Standards are not going away. Standardized tests are just a method of assessing the extent to which students and schools are meeting standards. There is no difference between a standardized test and a regular test other than how they are scored. We have used tests for in school standards since the beginning of education.

There is no option that will ever involve eliminating standards or the tests that measure them. The efforts of those wishing to do away with them would be far better suited to steering the standards and the methods we use to attain them. The number of these tests will increase every year and this will never end. The sociological reasons for this have to do with an ever increasing population size and the increasing complexity and difficulty in evaluating and comparing individuals and groups in the population. The only interesting option to me is getting us to the point where every student can easily meet the standards that we lay out as a society for what we expect someone to learn while in school.

Grockit’s vision is not about standardized tests. Our vision is one of collaborative learning and a technologically advanced learning platform for individuals, groups and experts. We believe this educational design is so powerful that it can help us get closer to a vision of every student passing standards. We also believe this vision is just as well applied to all forms of collaborative learning, not just standardized tests. We’ve even begun piloting Grockit in schools as part of a general learning platform that has nothing to do with standardized tests.

The problem in education is not standardized tests. It’s the system design itself. Industrialized mass education is a recent educational design that’s just over a hundred years old. It is a design that moves students through school as though it were a factory and teachers the factory workers. This design is the root cause of schools being boring and un-motivating for students. A better system design will get every kid passing standards.

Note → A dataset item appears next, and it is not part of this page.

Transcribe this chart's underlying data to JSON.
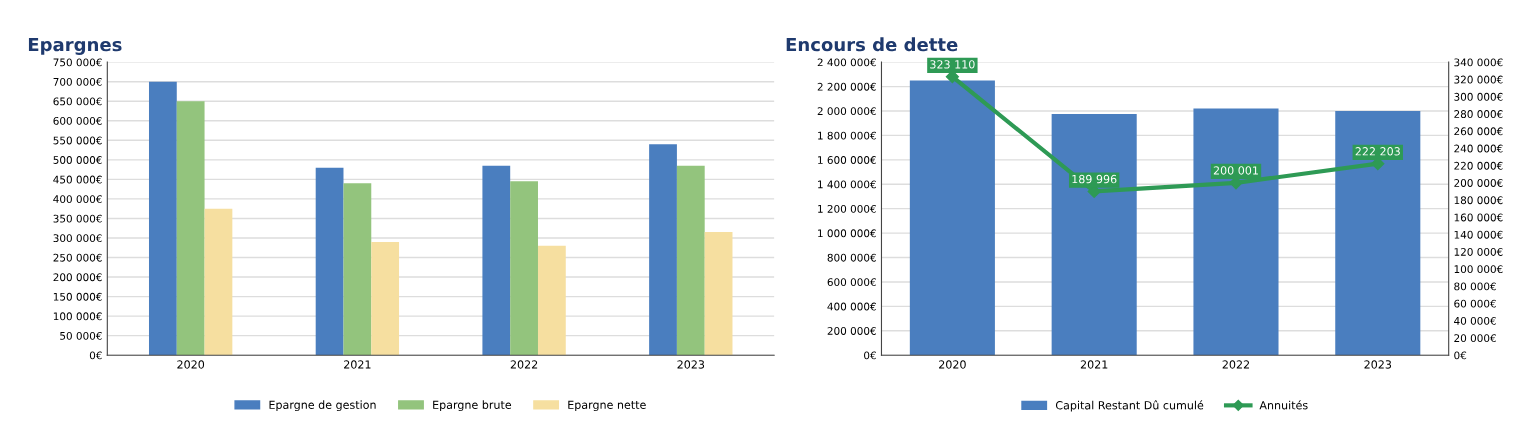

Standards are, of course, necessary and useful. The problem lies in thinking that just by applying standards things will improve. That is to say that implementing a national and state level standardized testing plan will not itself improve standards. It’s the remediation of students that will improve standards and that has to do with educational system design, not the existence or not of standardized tests.

I think we’ll get a lot more mileage out of evaluating and re-designing our educational system and emphasizing collaborative learning than we will by eliminating or promoting standardized tests.

  • http://www.tutorpedia.com Seth Linden

    Educators have argued about standards and standardized tests for years. Teachers constantly debate the value of learning “hard content” vs. “soft skills.” How do we measure what students learn? And more importantly, what should students learn? When studying history, is it more important to learn specific facts (when World War II broke out, where the major battles took place, etc.), or is more important to understand general ideas (what led to WWII, what effect did the war have on technology, education, politics, etc.)? When studying science, is it more important to learn how to balance chemical equations (photosynthesis: 6H2O + 6CO2 + sunlight = C6H12O6 + 6O2), or is it more important to understand the general idea that if we feed plants water, carbon dioxide, and light, they’ll give us glucose (sugar) and oxygen in return?

    My argument is not to do away with standards – we need to set high standards for all students, not just those in low-performing public schools, and not just those in high-performing private schools – ALL STUDENTS. This is an assumption that is lost among proponents of standardized testing; just because I don’t believe in standardized tests does not mean I don’t believe in standards. We just need to have different ways of measuring if students have reached these standards, and bubbling in a multiple-choice test in a timed situation is not the best way, and it certainly is not the only way, to do so. Not only have many studies shown the cultural biases of such tests, but these tests can also result in conflicting data. The stress and anxiety that comes from a timed, multiple-choice, pencil-and-paper exam (see the SAT, CAHSEE, and STAR assessments, just to name a few) do not show what students know and are able to do.

    The best educators – teachers, tutors, and parents – know that we all learn differently, so we must measure this learning differently: through authentic assessments. This can be in the form of narratives (using standard rubrics designed by teachers), exhibitions (public presentations of student work), and performance assessments (testing know-how, along with know-what). These are all ways to assess students according to their individual learning styles, be they auditory, visual, or kinesthetic.

    Combine these assessments with computer-based learning and student-centric technology (yeah Grockit!), and we will have successfully disrupted class (see Clayton Christensen’s “Disrupting Class”). Until we figure out a better way to measure student achievement, we will continue to waste millions of dollars on failed schools, failed tests, and failed policies that do more harm than good. Sure, authentic assessments – based upon high standards – will cost more money and take more time than sticking a piece of paper and pencil in front of a student, but consider the alternative: students held back, schools shuttered, and an entire generation of kids who think they’re dumb because a dumb test says so.